Dividends, meanwhile, are expected to rise at a steady pace over the coming quarters. QCOM continues to be a strong free cash flow generator – the current TTM FCF yield is 6.4%. The company also features an EV/EBITDA ratio that is below that of the S&P 500.
Qualcomm: Earnings, Valuation, Free Cash Flow Forecasts
If we assume $9.50 of forward non-GAAP EPS and apply a 17 forward operating earnings multiple, then the stock should trade near $162. That is up from my previous valuation estimate, given lower interest rates today and a natural rise in expected EPS over the coming 12 months. I continue to like Qualcomm’s cash flow metrics, though shares are not as attractive when assessing sales multiples.

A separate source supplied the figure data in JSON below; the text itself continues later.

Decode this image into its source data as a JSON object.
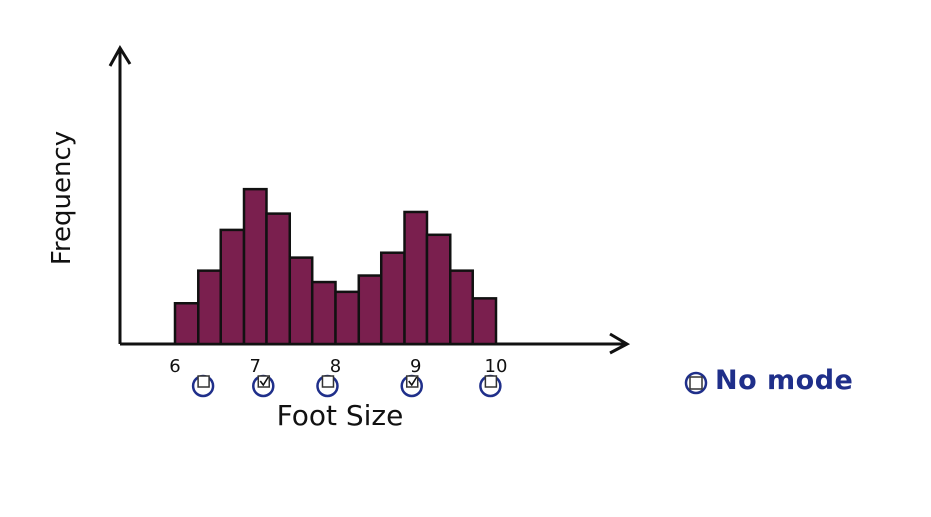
{
  "chart_data": {
    "type": "bar",
    "xlabel": "Foot Size",
    "ylabel": "Frequency",
    "xlim": [
      6,
      10
    ],
    "bar_width": 0.2857,
    "x_ticks": [
      "6",
      "7",
      "8",
      "9",
      "10"
    ],
    "bins_start": [
      6.0,
      6.29,
      6.57,
      6.86,
      7.14,
      7.43,
      7.71,
      8.0,
      8.29,
      8.57,
      8.86,
      9.14,
      9.43,
      9.71
    ],
    "values": [
      2.5,
      4.5,
      7.0,
      9.5,
      8.0,
      5.3,
      3.8,
      3.2,
      4.2,
      5.6,
      8.1,
      6.7,
      4.5,
      2.8
    ],
    "bar_color": "#7a1f4e"
  },
  "options": {
    "mode_checkboxes": [
      {
        "x": 6.35,
        "checked": false
      },
      {
        "x": 7.1,
        "checked": true
      },
      {
        "x": 7.9,
        "checked": false
      },
      {
        "x": 8.95,
        "checked": true
      },
      {
        "x": 9.93,
        "checked": false
      }
    ],
    "no_mode_label": "No mode",
    "no_mode_checked": false,
    "accent_color": "#1f2f8a"
  }
}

QCOM: Generally Favorable Valuation Metrics
Compared to its peers, QCOM features a near-average valuation as the entire space experiences generally healthy chip demand. Historical growth has been weak, leading to the poor grade (non-GAAP EPS fell 33% in 2023), but I assert that the growth trajectory is much more sanguine. Qualcomm is among the most profitable and strongest firms from a free cash flow perspective, while share-price momentum has been strong – I will detail key price points to watch on the chart later in the article. Finally, EPS revisions have been mixed lately, though QCOM has topped earnings estimates in each of the last 12 reports.
Competitor Analysis
Looking ahead, corporate event data provided by Wall Street Horizon show a confirmed Q1 2024 earnings date of Wednesday, January 31 AMC with an earnings call immediately after results cross the wires. You can listen live here. Before that, Qualcomm is slated to participate at the
Consumer Electronics Show (CES) 2024 from January 9 through 12 in Las Vegas.
Corporate Event Risk Calendar
The Technical Take
I took a long-term view of QCOM in my previous analysis in Q3 last year. Zooming in, I see that the stock has broken out from a consolidation that featured a key downtrend resistance line. Notice in the chart below that shares rallied above the $130 mark during Q4 last year. The stock has retreated amid the early-year selloff in the tech sector, falling from $147 to $138, but with a long-term 200-day moving average that is now upward-sloping, the trend appears to favor the bulls.
I continue to see broad support near the $101 mark, and the descending triangle breakout leads to an upside measured move price objective to near $175 based on the height of the triangle at its onset and then adding that height to the $130 breakout point. $175 also has confluence with the range lows from the late 2021 to early 2022 highs. For now, QCOM is working off technical overbought conditions, so buying on a pullback to the $130 breakout point could be a favorable risk/reward play.
Overall, I see QCOM’s chart as constructive after holding important support near $101 and then rallying through resistance.
QCOM: Bullish Upside Breakout, $175 Technical Target
The Bottom Line
I reiterate my buy rating on QCOM. I see shares as a solid GARP play with impressive EPS growth ahead and a solid technical backdrop.